Later, Castille hired Chadwick to look into $12 million in legal and development costs for Philadelphia’s proposed new Family Court Building. The chief justice admitted he did not do a good job of managing the project, which he promoted for several years. The new court offices are expected to cost taxpayers $200 million when they are built.
League of Women Voters lawsuit: In a statement, Chief Justice Ronald Castille wrote that the League of Women Voters suit “slanders the entire Supreme Court of Pennsylvania with baseless and irresponsible charges.” The lawsuit claims that one or more of the state Supreme Court justices used the League of Women Voters’ 2005 legal challenge of the state slots law as leverage for the legislative and judicial pay raise of 2005. “The filing parties may have subjected themselves to sanctions, and the attorney may have subjected himself to disciplinary action,” he wrote. Former Chief Justice Ralph Cappy is the only defendant named in the suit, which cites information from unnamed lawmakers. The league’s lawsuit claims that prior to a decision on the slot machine case, Cappy entered into secret talks with lawmakers to secure a pay raise for state judges. The suit states Cappy acted with the knowledge of Governor Ed Rendell. Chuck Ardo, Rendell’s spokesman, dismissed the allegations in the lawsuit. Cappy, who resigned in January, denied the allegations in a statement issued Tuesday. “I do not understand why a respected organization such as the League of Women Voters would associate itself with this irresponsible lawsuit,” he wrote.
J. Michael Eakin, according to JudgePedia.org:
Eakin is known in legal circles for writing opinions in an unorthodox way. He enjoys writing his opinions in poetic verse.
Justice Eakin must find it boring that his decisions affect people’s lives. A real class act.
Seamus P. McCaffery, according to JudgePedia.org:
It was announced in June 2013 that the FBI is investigating McCaffery and his involvement in referral fees his wife, Lise Rapaport — an aide in McCaffery’s chambers — received from law firms specializing in personal injury cases.
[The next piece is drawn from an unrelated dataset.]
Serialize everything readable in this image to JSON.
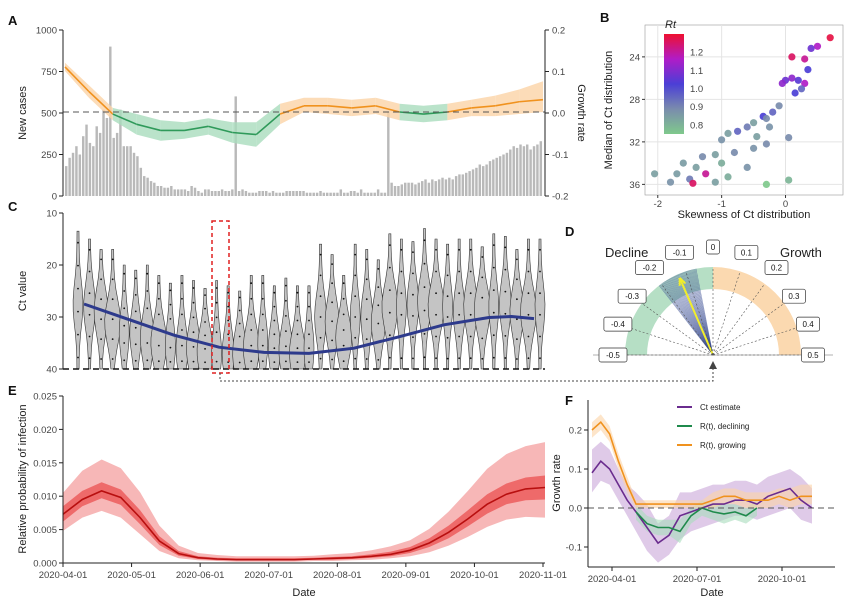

According to public information, McCaffery’s wife received 19 payments in total over a 16-year period, including “an $821,000 referral fee in 2012 after a Philadelphia law firm successfully settled a multimillion-dollar medical-malpractice case.” Referral fees of this nature are legal in Pennsylvania and those paying the fees to McCaffery’s wife say they were “routine and proper.” Pennsylvania Supreme Court Chief Justice Ronald Castille, however, said “he was troubled that a court aide would be collecting fees while employed in a judicial chamber” and questions whether McCaffery has violated the Ethics Act, perhaps even giving Rapaport permission for her actions.
Chief Justice Castille said further:
“Obviously, Lise Rapaport was working these cases out of Seamus’ office, and whenever she received a referral fee, it’s marital property. That would appear to be just — given those facts — a violation of the Ethics Act.”
McCaffery and Rapaport have filed a summons demonstrating their intent to sue The Philadelphia Inquirer for libel and slander over their coverage of the investigation.
Thomas G. Saylor, according to JudgePedia.org:
The Pennsylvania Supreme Court upheld the state’s practice of stopping motorists at highway checkpoints, despite evidence that less-intrusive practical alternatives exist. Justice Saylor wrote for the majority that “the Court has found that suspicionless stops at such roadblocks are constitutionally reasonable.” Refusing to consider the constitutional issue, the opinion stated, “The judiciary is in poor position to make judgments concerning the most effective among multiple reasonable police alternatives.”